Cognitive literary scholar Anežka Kuzmičová has analyzed techniques writers use to make readers feel “present” in a story. She has noticed that writers often describe a place visually, then show characters interacting with their environment, especially through touch. This sequence seems to pull many readers into stories (Kuzmičová 40).

In studying how words help readers imagine bodily experiences, Kuzmičová draws on the research of cognitive psychologist Rolf A. Zwaan and his colleagues. In behavioral experiments, Zwaan’s group has demonstrated that words, phrases, and brief narratives read by participants activate their motor systems in specific ways (Zwaan & Taylor 1). For example, participants asked to rotate a knob to indicate whether a sentence was plausible or nonsensical performed faster if the sentence described a manual rotation (such as setting a washing machine) in the same direction in which they turned the knob (Zwaan & Taylor 4).

In more recent work, Zwaan has urged psychologists who study how language engages peoples’ motor systems to take context into account (Zwaan 230). One can’t conclude from a neuroimaging study of motor responses to single words that many people’s motor systems will respond to sentences or narratives with the same activation patterns (Zwaan 231). In the context of fiction reading, future studies may yield valuable results by comparing readers’ responses to information about characters “told” in descriptions or “shown” in dialogues.

To keep a broad spectrum of readers engaged, a writer must choose when to describe characters’ responses to their surroundings and when to reveal them through speech and action. In an extended metaphor, fiction writer Hanna Pylväinen has compared pacing in fiction to tempi in music (Pylväinen). At times, a piece needs to move at a walking pace (andante); at others, it can rush along at allegro. Like most musical pieces, a good story will vary its tempi and dynamics to keep from boring its readers.

Although some readers experience exposition as slow, story-time often speeds up in summaries and decelerates in scenes. When planning a story, a writer intuits what to present “in-scene” and what to convey faster, through exposition. In the "show, don't tell" formula, in-scene andante writing would be associated with showing; and expository allegro writing, with telling. Pylväinen has noticed that beginners tend to overuse andante, creating scenes to accomplish what single, well-written paragraphs could do. Deciding which confrontations readers should experience in real time and which should be quickly summarized goes to the heart of the writing process.

The need to balance description with action matters for writing far beyond fiction. Recognizing the interdependence of telling and showing, and offering description while maintaining momentum, are essential to any kind of narrative where persuasion depends on helping readers imagine an unfamiliar viewpoint. Whether the subject is medicine, politics, or marketing, an adept interweaving of evocative description, engaging exposition, and dramatic action stands the best chance to draw attention and win sympathy.

References

Booth, W. C. (1983). The Rhetoric of Fiction. 2nd ed. Chicago: University of Chicago Press.

de Balzac, H. (1974). Illusions perdues. Paris: Éditions Gallimard.

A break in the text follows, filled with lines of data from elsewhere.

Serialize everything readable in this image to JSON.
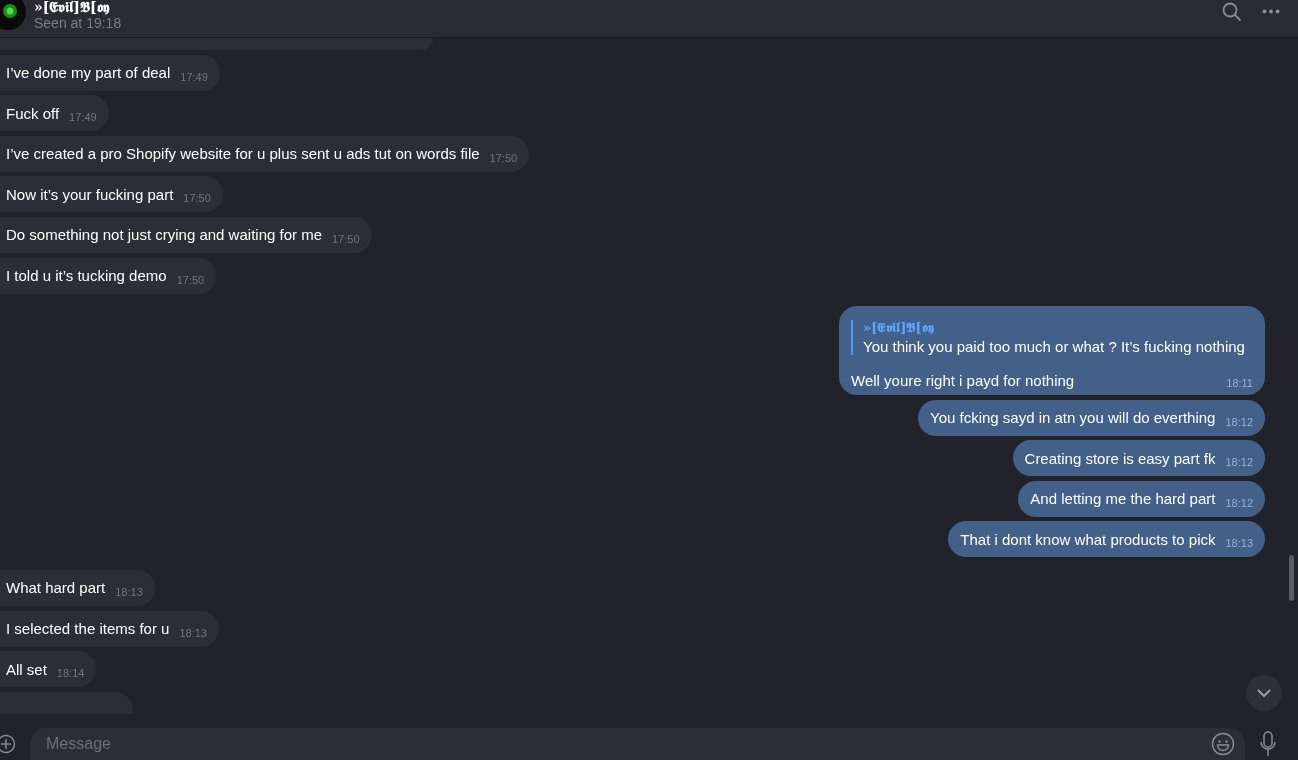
{
  "header": {
    "name": "»[𝕰𝖛𝖎𝖑]𝕭[𝖔𝖞",
    "status": "Seen at 19:18"
  },
  "messages": [
    {
      "kind": "received_cut_top"
    },
    {
      "kind": "received",
      "text": "I’ve done my part of deal",
      "time": "17:49"
    },
    {
      "kind": "received",
      "text": "Fuck off",
      "time": "17:49"
    },
    {
      "kind": "received",
      "text": "I’ve created a pro Shopify website for u plus sent u ads tut on words file",
      "time": "17:50"
    },
    {
      "kind": "received",
      "text": "Now it’s your fucking part",
      "time": "17:50"
    },
    {
      "kind": "received",
      "text": "Do something not just crying and waiting for me",
      "time": "17:50"
    },
    {
      "kind": "received",
      "text": "I told u it’s tucking demo",
      "time": "17:50"
    },
    {
      "kind": "sent_reply",
      "quote_author": "»[𝕰𝖛𝖎𝖑]𝕭[𝖔𝖞",
      "quote_text": "You think you paid too much or what ? It’s fucking nothing",
      "text": "Well youre right i payd for nothing",
      "time": "18:11"
    },
    {
      "kind": "sent",
      "text": "You fcking sayd in atn you will do everthing",
      "time": "18:12"
    },
    {
      "kind": "sent",
      "text": "Creating store is easy part fk",
      "time": "18:12"
    },
    {
      "kind": "sent",
      "text": "And letting me the hard part",
      "time": "18:12"
    },
    {
      "kind": "sent",
      "text": "That i dont know what products to pick",
      "time": "18:13"
    },
    {
      "kind": "received",
      "text": "What hard part",
      "time": "18:13"
    },
    {
      "kind": "received",
      "text": "I selected the items for u",
      "time": "18:13"
    },
    {
      "kind": "received",
      "text": "All set",
      "time": "18:14"
    },
    {
      "kind": "received_cut_bottom"
    }
  ],
  "composer": {
    "placeholder": "Message"
  }
}
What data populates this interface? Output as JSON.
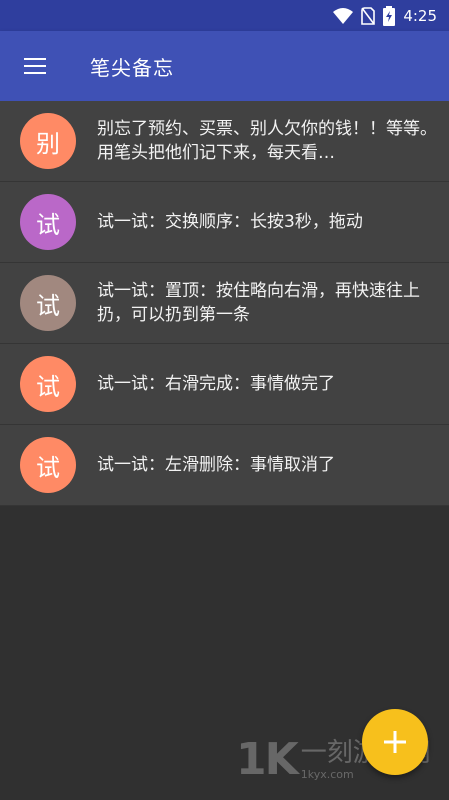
{
  "status_bar": {
    "time": "4:25",
    "icons": [
      "wifi-icon",
      "no-sim-icon",
      "battery-charging-icon"
    ]
  },
  "app_bar": {
    "menu_icon": "hamburger-menu-icon",
    "title": "笔尖备忘"
  },
  "notes": [
    {
      "avatar": "别",
      "color": "#ff8a65",
      "text": "别忘了预约、买票、别人欠你的钱！！等等。用笔头把他们记下来，每天看…"
    },
    {
      "avatar": "试",
      "color": "#ba68c8",
      "text": "试一试：交换顺序：长按3秒，拖动"
    },
    {
      "avatar": "试",
      "color": "#a1887f",
      "text": "试一试：置顶：按住略向右滑，再快速往上扔，可以扔到第一条"
    },
    {
      "avatar": "试",
      "color": "#ff8a65",
      "text": "试一试：右滑完成：事情做完了"
    },
    {
      "avatar": "试",
      "color": "#ff8a65",
      "text": "试一试：左滑删除：事情取消了"
    }
  ],
  "fab": {
    "icon": "plus-icon",
    "color": "#f7c01c"
  },
  "watermark": {
    "logo": "1K",
    "text": "一刻游戏网",
    "url": "1kyx.com"
  },
  "colors": {
    "primary": "#3f51b5",
    "primary_dark": "#2f3e9e",
    "background": "#303030",
    "row": "#424242"
  }
}
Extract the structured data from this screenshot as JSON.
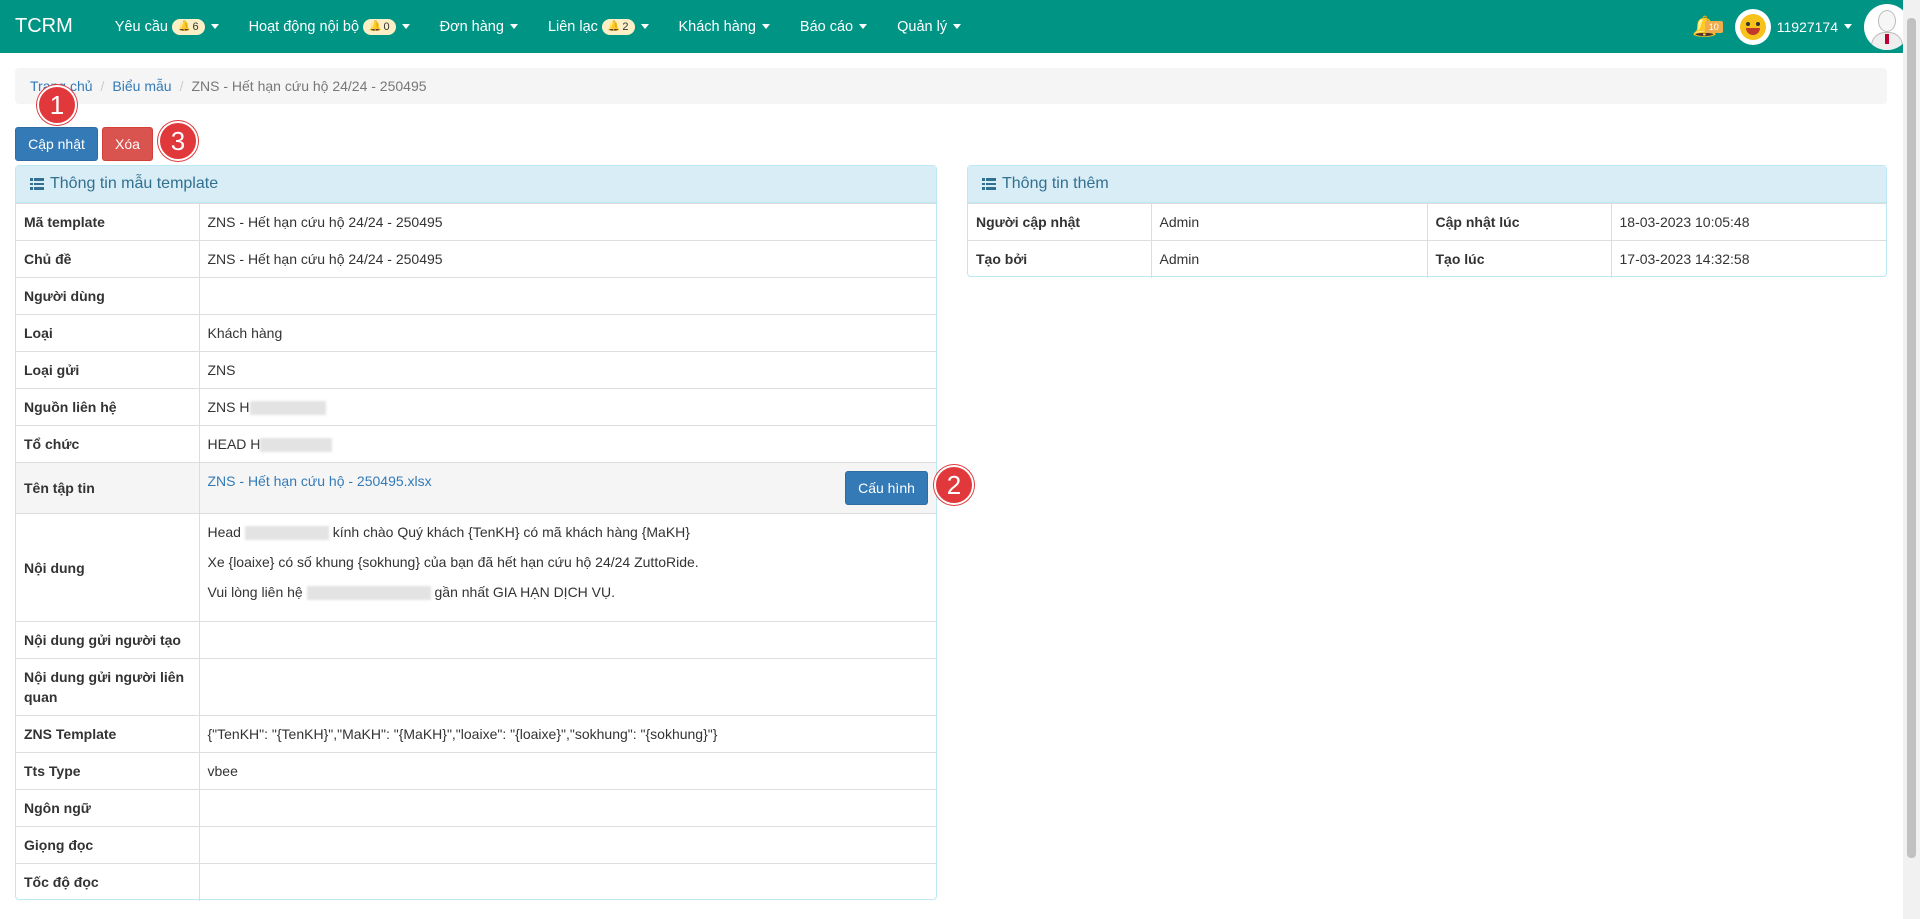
{
  "navbar": {
    "brand": "TCRM",
    "items": [
      {
        "label": "Yêu cầu",
        "badge": "6"
      },
      {
        "label": "Hoạt động nội bộ",
        "badge": "0"
      },
      {
        "label": "Đơn hàng"
      },
      {
        "label": "Liên lạc",
        "badge": "2"
      },
      {
        "label": "Khách hàng"
      },
      {
        "label": "Báo cáo"
      },
      {
        "label": "Quản lý"
      }
    ],
    "notification_count": "10",
    "user_name": "11927174"
  },
  "breadcrumb": {
    "home": "Trang chủ",
    "section": "Biểu mẫu",
    "current": "ZNS - Hết hạn cứu hộ 24/24 - 250495"
  },
  "actions": {
    "update": "Cập nhật",
    "delete": "Xóa",
    "configure": "Cấu hình"
  },
  "markers": [
    "1",
    "2",
    "3"
  ],
  "template_panel": {
    "title": "Thông tin mẫu template",
    "rows": [
      {
        "label": "Mã template",
        "value": "ZNS - Hết hạn cứu hộ 24/24 - 250495"
      },
      {
        "label": "Chủ đề",
        "value": "ZNS - Hết hạn cứu hộ 24/24 - 250495"
      },
      {
        "label": "Người dùng",
        "value": ""
      },
      {
        "label": "Loại",
        "value": "Khách hàng"
      },
      {
        "label": "Loại gửi",
        "value": "ZNS"
      },
      {
        "label": "Nguồn liên hệ",
        "value": "ZNS H"
      },
      {
        "label": "Tổ chức",
        "value": "HEAD H"
      },
      {
        "label": "Tên tập tin",
        "value": "ZNS - Hết hạn cứu hộ - 250495.xlsx"
      },
      {
        "label": "Nội dung",
        "value": ""
      },
      {
        "label": "Nội dung gửi người tạo",
        "value": ""
      },
      {
        "label": "Nội dung gửi người liên quan",
        "value": ""
      },
      {
        "label": "ZNS Template",
        "value": "{\"TenKH\": \"{TenKH}\",\"MaKH\": \"{MaKH}\",\"loaixe\": \"{loaixe}\",\"sokhung\": \"{sokhung}\"}"
      },
      {
        "label": "Tts Type",
        "value": "vbee"
      },
      {
        "label": "Ngôn ngữ",
        "value": ""
      },
      {
        "label": "Giọng đọc",
        "value": ""
      },
      {
        "label": "Tốc độ đọc",
        "value": ""
      }
    ],
    "content_lines": [
      {
        "before": "Head",
        "after": "kính chào Quý khách {TenKH} có mã khách hàng {MaKH}"
      },
      {
        "before": "Xe {loaixe} có số khung {sokhung} của bạn đã hết hạn cứu hộ 24/24 ZuttoRide.",
        "after": ""
      },
      {
        "before": "Vui lòng liên hệ",
        "after": "gần nhất GIA HẠN DỊCH VỤ."
      }
    ]
  },
  "extra_panel": {
    "title": "Thông tin thêm",
    "rows": [
      {
        "label1": "Người cập nhật",
        "value1": "Admin",
        "label2": "Cập nhật lúc",
        "value2": "18-03-2023 10:05:48"
      },
      {
        "label1": "Tạo bởi",
        "value1": "Admin",
        "label2": "Tạo lúc",
        "value2": "17-03-2023 14:32:58"
      }
    ]
  }
}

Kuzmičová, A. (2012). “Presence in the Reading of Literary Narrative: A Case for Motor Enactment.” Semiotica 189, pp. 23-48.

Otis, L. (2015). Rethinking Thought: Inside the Minds of Creative Scientists and Artists. New York: Oxford University Press.

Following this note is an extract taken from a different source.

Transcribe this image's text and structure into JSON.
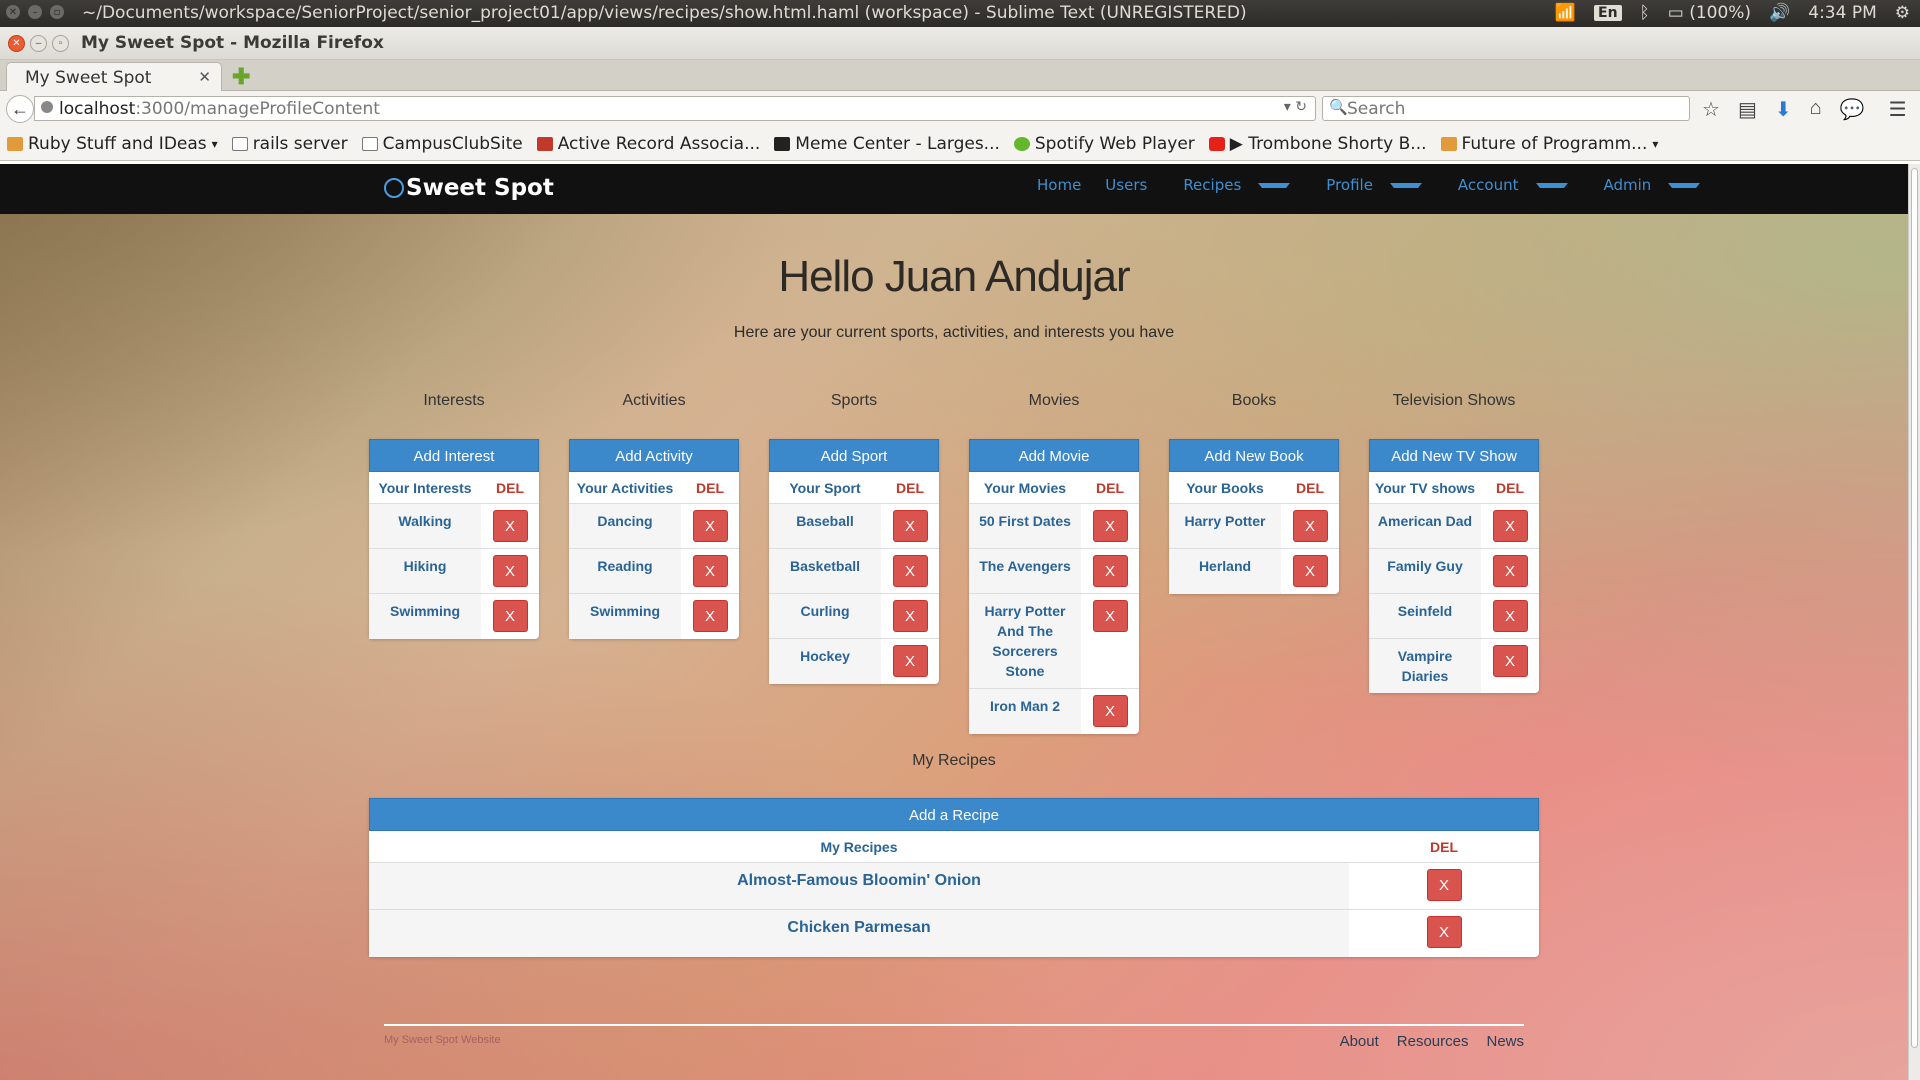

Pylväinen, H. (2017). “Tempo and Time Signature: Playing with Pacing in Fiction.” Lecture. Warren Wilson MFA Program July Residency.

Scarry, E. (1999). Dreaming by the Book. New York: Farrar, Straus, Giroux.

Zwaan, R A. (2014). “Embodiment and Language Comprehension: Reframing the Discussion.” Trends in Cognitive Sciences 18, no. 5, pp. 229-233.

Zwaan, R. A., & Taylor, L. J. (2006). “Seeing, Acting, Understanding: Motor Resonance in Language Comprehension.” Journal of Experimental Psychology 135, no. 1, pp. 1-11.